Investments

Value Of Share Supermarkets For Investors Under The Microscope

Financial watchdogs are to look at if supermarket shopping for pensions and investments is good for the wealth of consumers.

The Financial Conduct Authority is to investigate the returns and costs for savers and investors across a range of online platforms.

The FCA wants to see how platforms from banks, insurance companies and specialist firms compete and if they pass the benefits of pooling investments on to consumers.

The main concern is that six of the biggest 10 platforms are linked to an asset manager and that such ties can distort competition.

Online platforms mainly offer consumers easy access to a wide range of savings and investments without offering advice or recommendations.

The industry has assets of £692 billion under administration – a huge jump from £108 billion in 2008.

Armchair investing

Share supermarkets are popular with millions of DIY online investors who manage their money from a smartphone, tablet or computer,

The suitability of investments and charges are regularly criticised.

Some platforms are accused of giving investment advice disguised as tips and market news.

Most have a baffling array of charges for the same investments.

“With the increasing use of platforms, and the issues raised by our previous work, we want to assess whether competition between platforms is working in the interest of consumers. Platforms have the potential to generate significant benefits for consumers and we want to ensure consumers are receiving these benefits in practice,” said Christopher Woolard, FCA executive director for strategy and competition.
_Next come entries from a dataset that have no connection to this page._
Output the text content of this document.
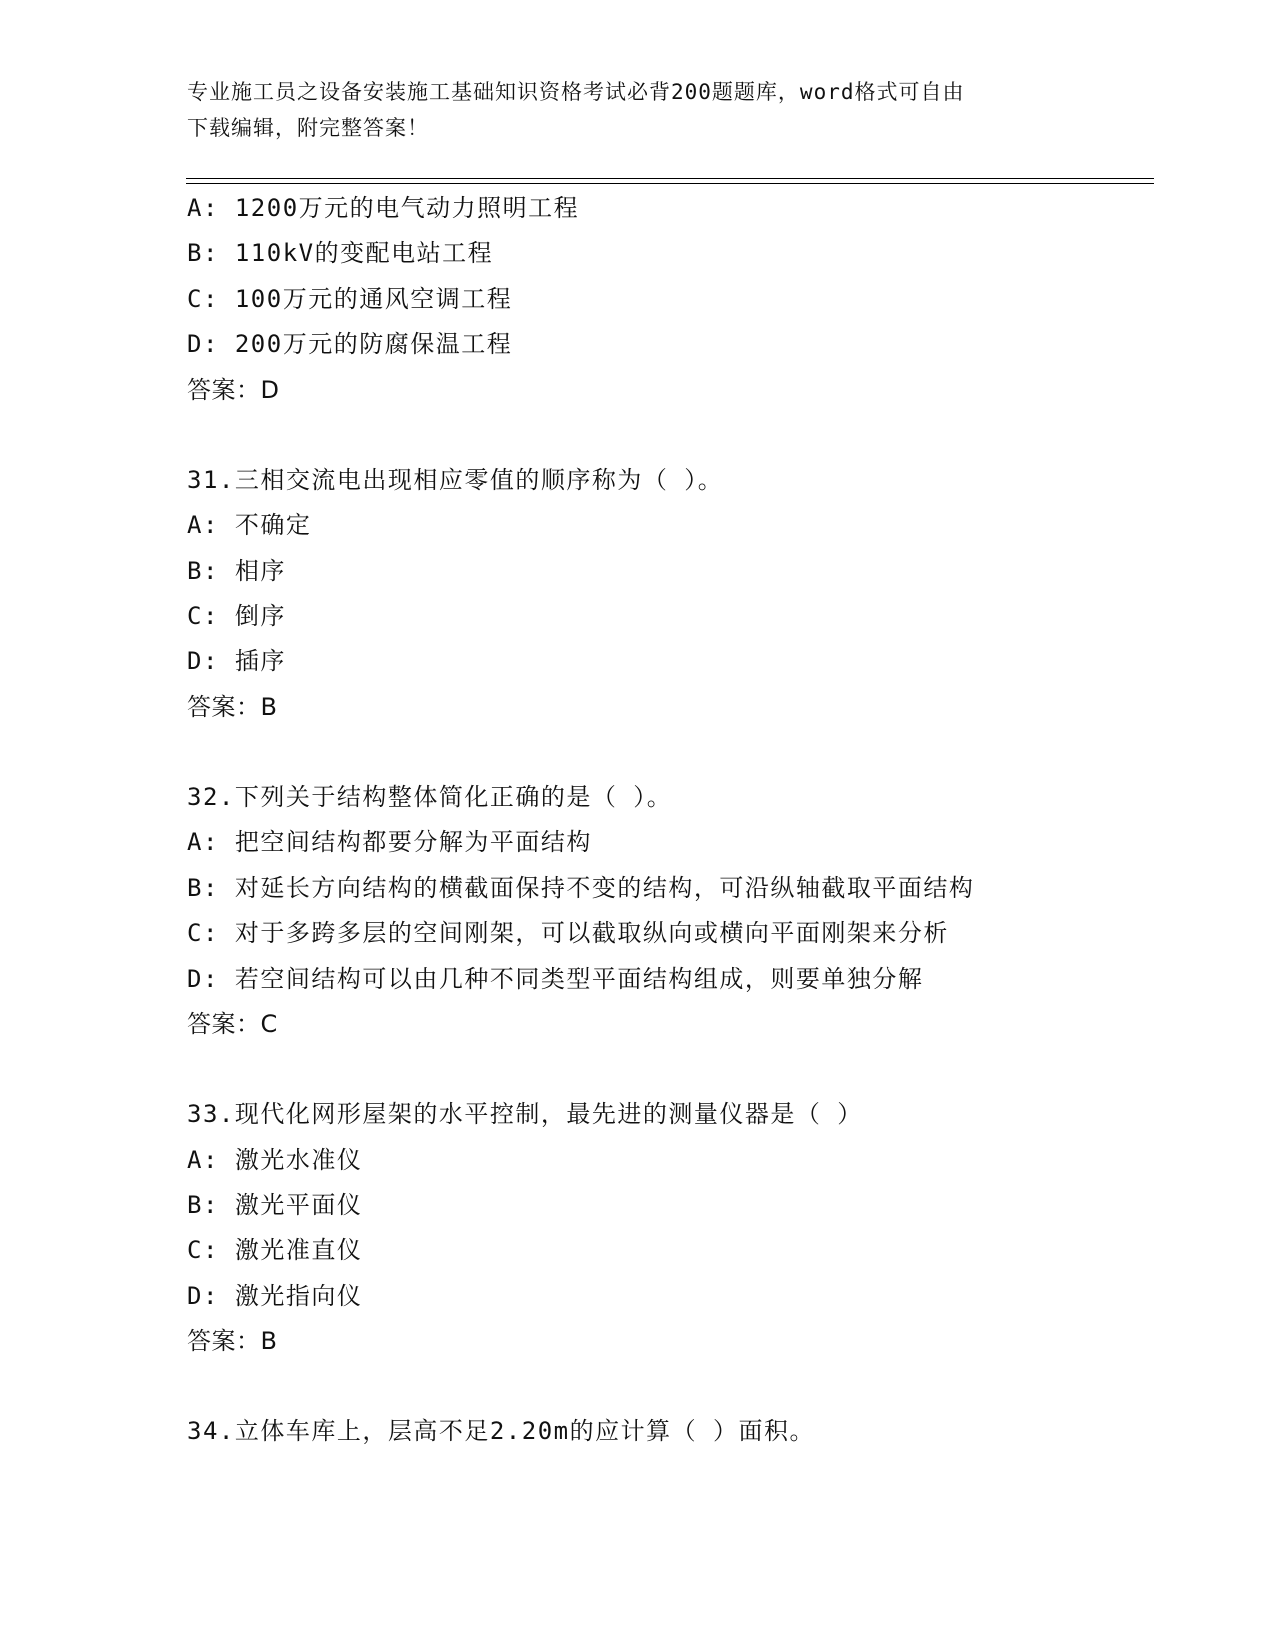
专业施工员之设备安装施工基础知识资格考试必背200题题库，word格式可自由
下载编辑，附完整答案！
A: 1200万元的电气动力照明工程
B: 110kV的变配电站工程
C: 100万元的通风空调工程
D: 200万元的防腐保温工程
答案：D
31.三相交流电出现相应零值的顺序称为（ ）。
A: 不确定
B: 相序
C: 倒序
D: 插序
答案：B
32.下列关于结构整体简化正确的是（ ）。
A: 把空间结构都要分解为平面结构
B: 对延长方向结构的横截面保持不变的结构，可沿纵轴截取平面结构
C: 对于多跨多层的空间刚架，可以截取纵向或横向平面刚架来分析
D: 若空间结构可以由几种不同类型平面结构组成，则要单独分解
答案：C
33.现代化网形屋架的水平控制，最先进的测量仪器是（ ）
A: 激光水准仪
B: 激光平面仪
C: 激光准直仪
D: 激光指向仪
答案：B
34.立体车库上，层高不足2.20m的应计算（ ）面积。
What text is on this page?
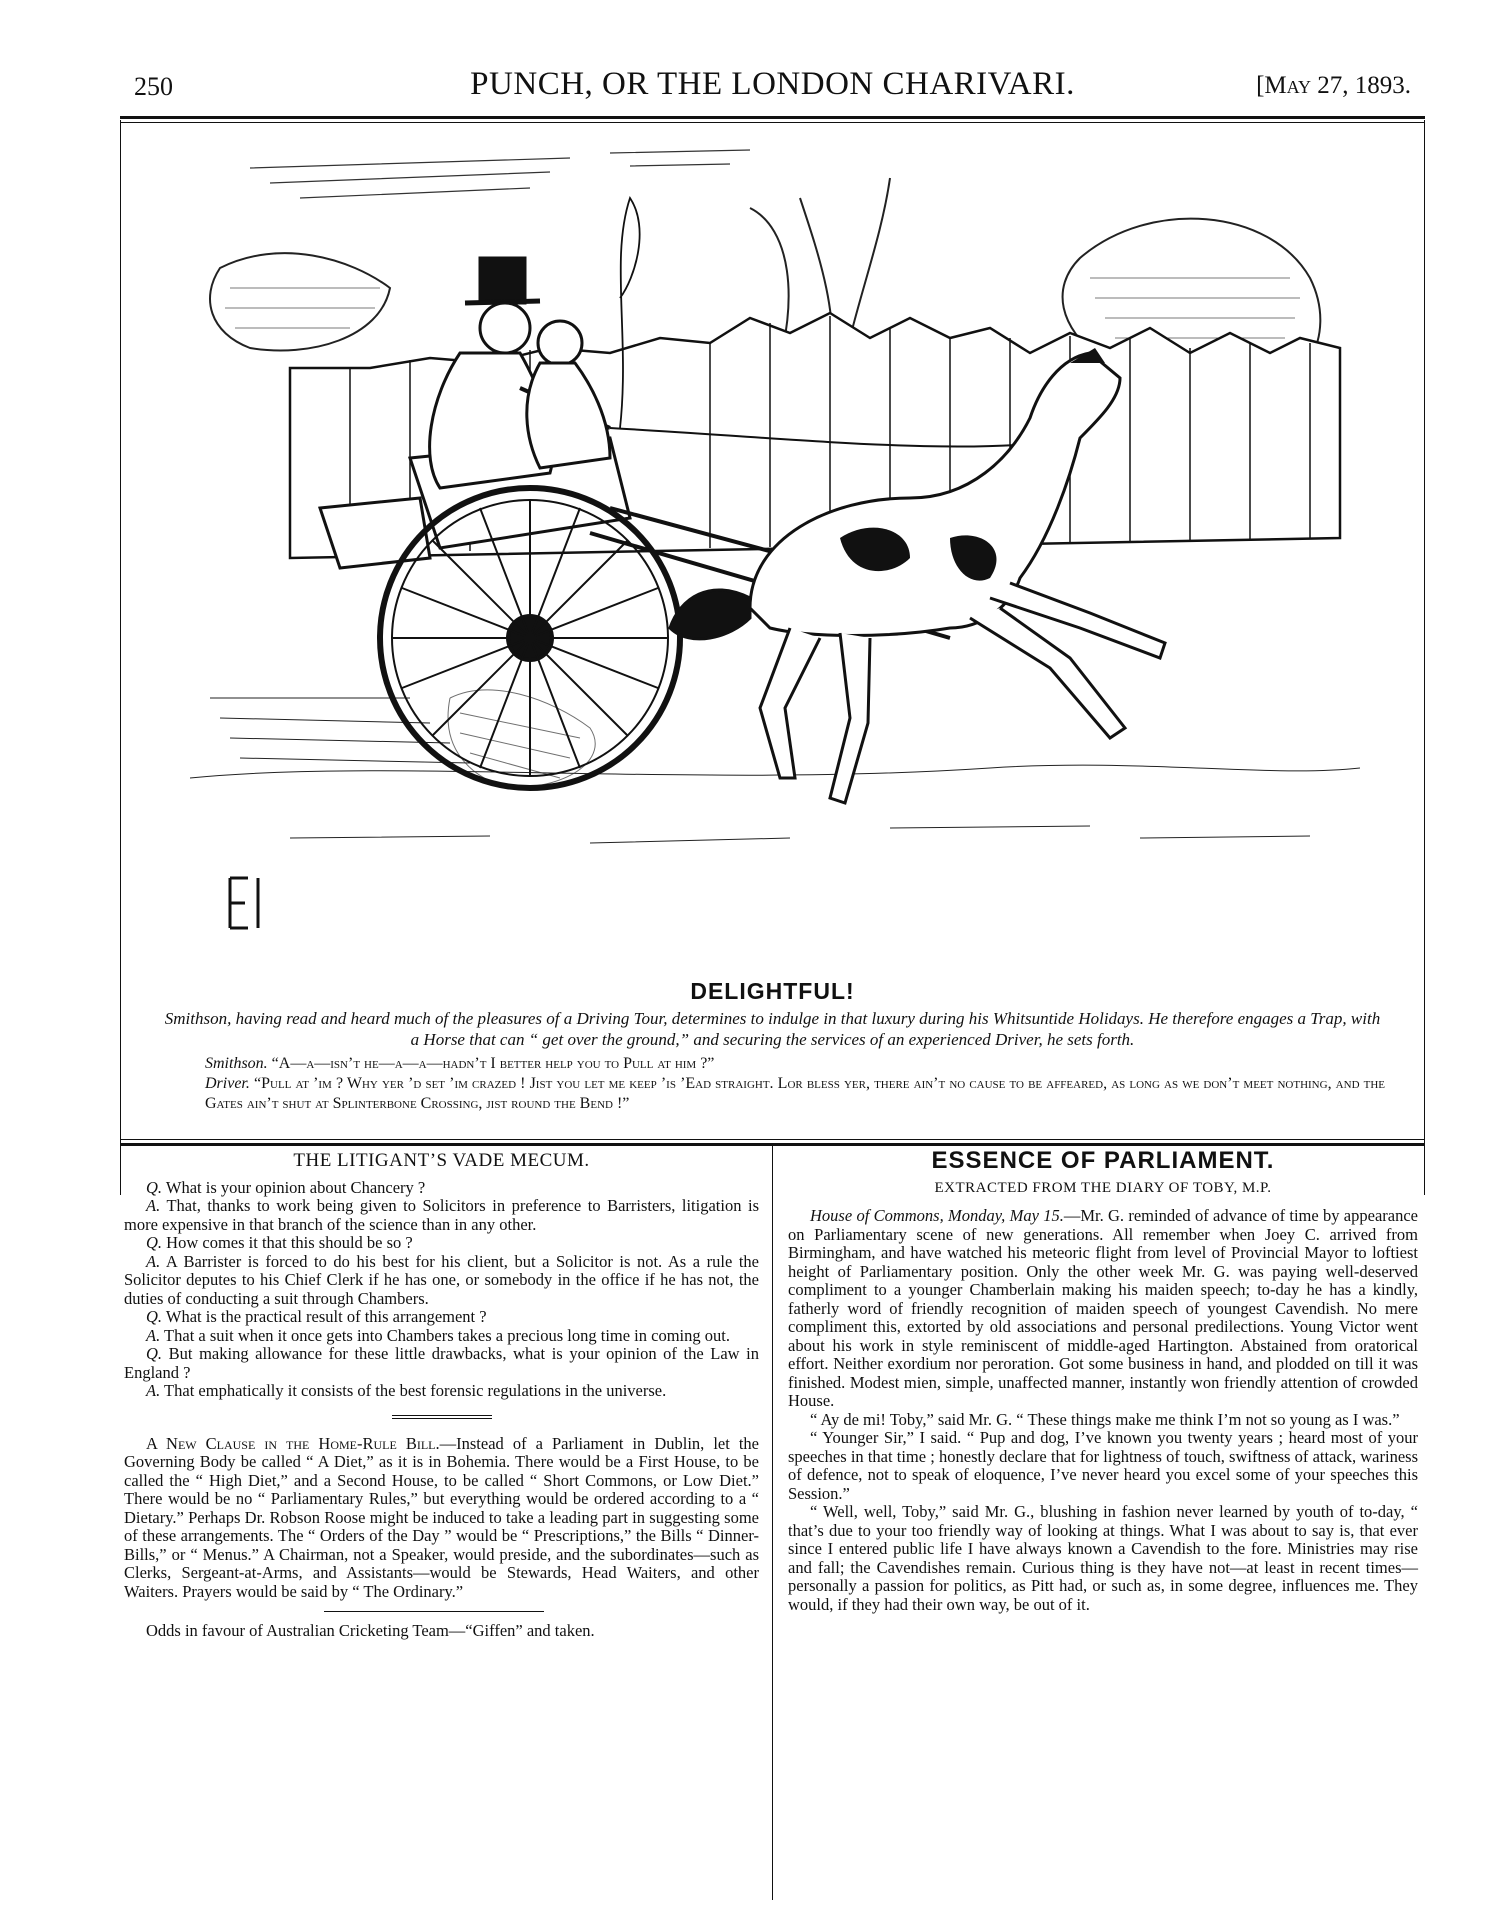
250	PUNCH, OR THE LONDON CHARIVARI.	[May 27, 1893.
EHN
DELIGHTFUL!
Smithson, having read and heard much of the pleasures of a Driving Tour, determines to indulge in that luxury during his Whitsuntide Holidays. He therefore engages a Trap, with a Horse that can “ get over the ground,” and securing the services of an experienced Driver, he sets forth.

Smithson. “A—a—isn’t he—a—a—hadn’t I better help you to Pull at him ?”

Driver. “Pull at ’im ? Why yer ’d set ’im crazed ! Jist you let me keep ’is ’Ead straight. Lor bless yer, there ain’t no cause to be affeared, as long as we don’t meet nothing, and the Gates ain’t shut at Splinterbone Crossing, jist round the Bend !”

THE LITIGANT’S VADE MECUM.

Q. What is your opinion about Chancery ?

A. That, thanks to work being given to Solicitors in preference to Barristers, litigation is more expensive in that branch of the science than in any other.

Q. How comes it that this should be so ?

A. A Barrister is forced to do his best for his client, but a Solicitor is not. As a rule the Solicitor deputes to his Chief Clerk if he has one, or somebody in the office if he has not, the duties of conducting a suit through Chambers.

Q. What is the practical result of this arrangement ?

A. That a suit when it once gets into Chambers takes a precious long time in coming out.

Q. But making allowance for these little drawbacks, what is your opinion of the Law in England ?

A. That emphatically it consists of the best forensic regulations in the universe.

A New Clause in the Home-Rule Bill.—Instead of a Parliament in Dublin, let the Governing Body be called “ A Diet,” as it is in Bohemia. There would be a First House, to be called the “ High Diet,” and a Second House, to be called “ Short Commons, or Low Diet.” There would be no “ Parliamentary Rules,” but everything would be ordered according to a “ Dietary.” Perhaps Dr. Robson Roose might be induced to take a leading part in suggesting some of these arrangements. The “ Orders of the Day ” would be “ Prescriptions,” the Bills “ Dinner-Bills,” or “ Menus.” A Chairman, not a Speaker, would preside, and the subordinates—such as Clerks, Sergeant-at-Arms, and Assistants—would be Stewards, Head Waiters, and other Waiters. Prayers would be said by “ The Ordinary.”

Odds in favour of Australian Cricketing Team—“Giffen” and taken.

ESSENCE OF PARLIAMENT.

EXTRACTED FROM THE DIARY OF TOBY, M.P.

House of Commons, Monday, May 15.—Mr. G. reminded of advance of time by appearance on Parliamentary scene of new generations. All remember when Joey C. arrived from Birmingham, and have watched his meteoric flight from level of Provincial Mayor to loftiest height of Parliamentary position. Only the other week Mr. G. was paying well-deserved compliment to a younger Chamberlain making his maiden speech; to-day he has a kindly, fatherly word of friendly recognition of maiden speech of youngest Cavendish. No mere compliment this, extorted by old associations and personal predilections. Young Victor went about his work in style reminiscent of middle-aged Hartington. Abstained from oratorical effort. Neither exordium nor peroration. Got some business in hand, and plodded on till it was finished. Modest mien, simple, unaffected manner, instantly won friendly attention of crowded House.

“ Ay de mi! Toby,” said Mr. G. “ These things make me think I’m not so young as I was.”

“ Younger Sir,” I said. “ Pup and dog, I’ve known you twenty years ; heard most of your speeches in that time ; honestly declare that for lightness of touch, swiftness of attack, wariness of defence, not to speak of eloquence, I’ve never heard you excel some of your speeches this Session.”

“ Well, well, Toby,” said Mr. G., blushing in fashion never learned by youth of to-day, “ that’s due to your too friendly way of looking at things. What I was about to say is, that ever since I entered public life I have always known a Cavendish to the fore. Ministries may rise and fall; the Cavendishes remain. Curious thing is they have not—at least in recent times—personally a passion for politics, as Pitt had, or such as, in some degree, influences me. They would, if they had their own way, be out of it.
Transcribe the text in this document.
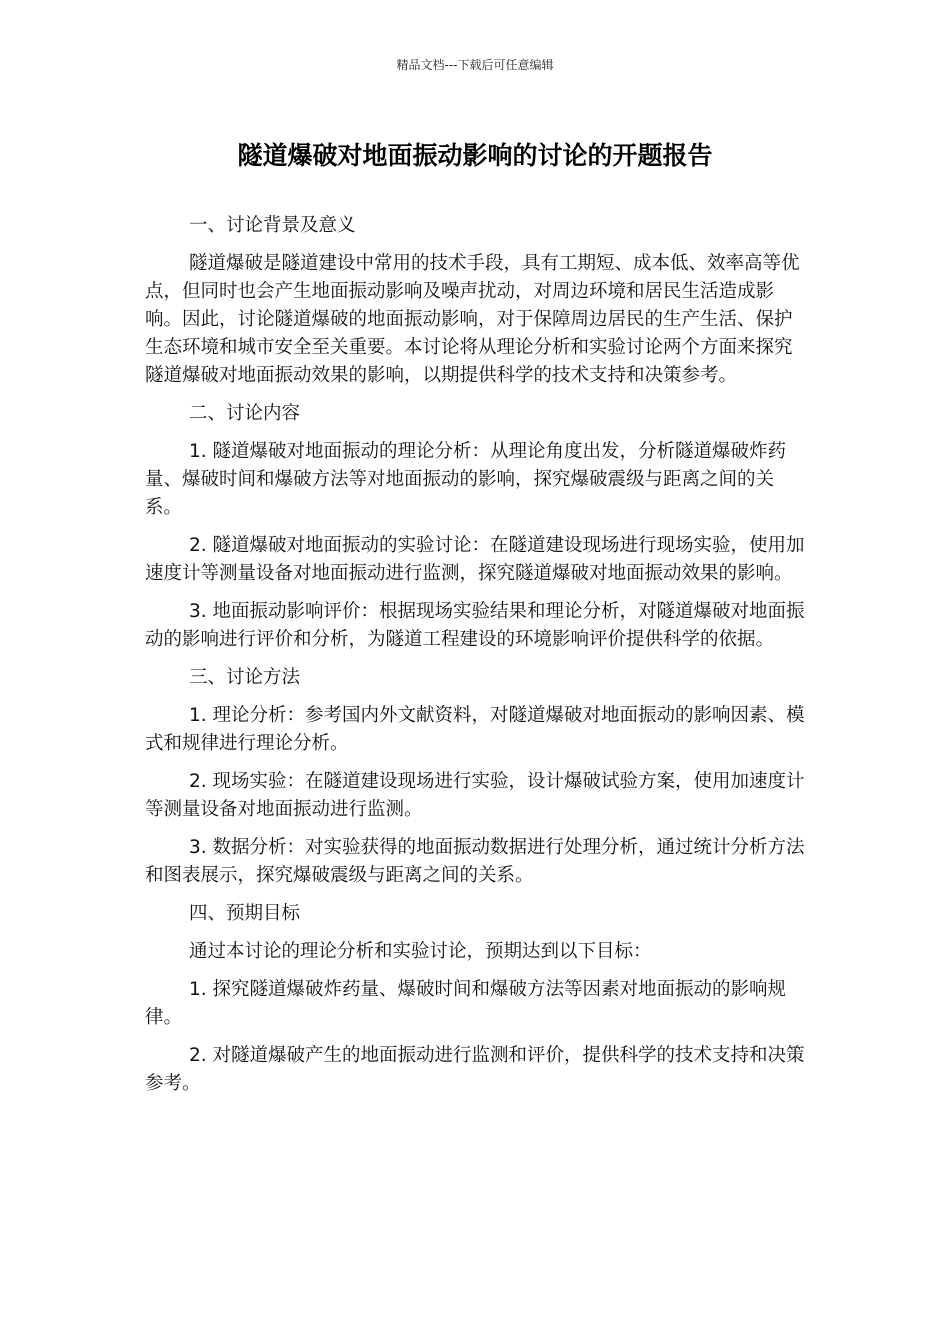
精品文档---下载后可任意编辑
隧道爆破对地面振动影响的讨论的开题报告

一、讨论背景及意义

隧道爆破是隧道建设中常用的技术手段，具有工期短、成本低、效率高等优点，但同时也会产生地面振动影响及噪声扰动，对周边环境和居民生活造成影响。因此，讨论隧道爆破的地面振动影响，对于保障周边居民的生产生活、保护生态环境和城市安全至关重要。本讨论将从理论分析和实验讨论两个方面来探究隧道爆破对地面振动效果的影响，以期提供科学的技术支持和决策参考。

二、讨论内容

1. 隧道爆破对地面振动的理论分析：从理论角度出发，分析隧道爆破炸药量、爆破时间和爆破方法等对地面振动的影响，探究爆破震级与距离之间的关系。

2. 隧道爆破对地面振动的实验讨论：在隧道建设现场进行现场实验，使用加速度计等测量设备对地面振动进行监测，探究隧道爆破对地面振动效果的影响。

3. 地面振动影响评价：根据现场实验结果和理论分析，对隧道爆破对地面振动的影响进行评价和分析，为隧道工程建设的环境影响评价提供科学的依据。

三、讨论方法

1. 理论分析：参考国内外文献资料，对隧道爆破对地面振动的影响因素、模式和规律进行理论分析。

2. 现场实验：在隧道建设现场进行实验，设计爆破试验方案，使用加速度计等测量设备对地面振动进行监测。

3. 数据分析：对实验获得的地面振动数据进行处理分析，通过统计分析方法和图表展示，探究爆破震级与距离之间的关系。

四、预期目标

通过本讨论的理论分析和实验讨论，预期达到以下目标：

1. 探究隧道爆破炸药量、爆破时间和爆破方法等因素对地面振动的影响规律。

2. 对隧道爆破产生的地面振动进行监测和评价，提供科学的技术支持和决策参考。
He explained the aim of online platforms was to pool investor cash to achieve better investment returns.

Pricing concerns

The FCA investigation will look at how platforms work until September, when the results will be analysed for a report early in summer 2018 which will make recommendations to reform the market.

Investment research consultants Platforum has fears about how platforms negotiate prices with asset managers.

“We are concerned with the continued focus on platforms negotiating prices with asset managers. Some platforms do have buying power but many don’t influence flows, so will struggle to perform this function,” said a spokesman.

“Platform pricing is complex – this is down both to the structure of platform fees and varying costs of underlying funds. Advisers and investors shouldn’t consider platform charges alone but the overall charge is devilishly difficult to calculate.”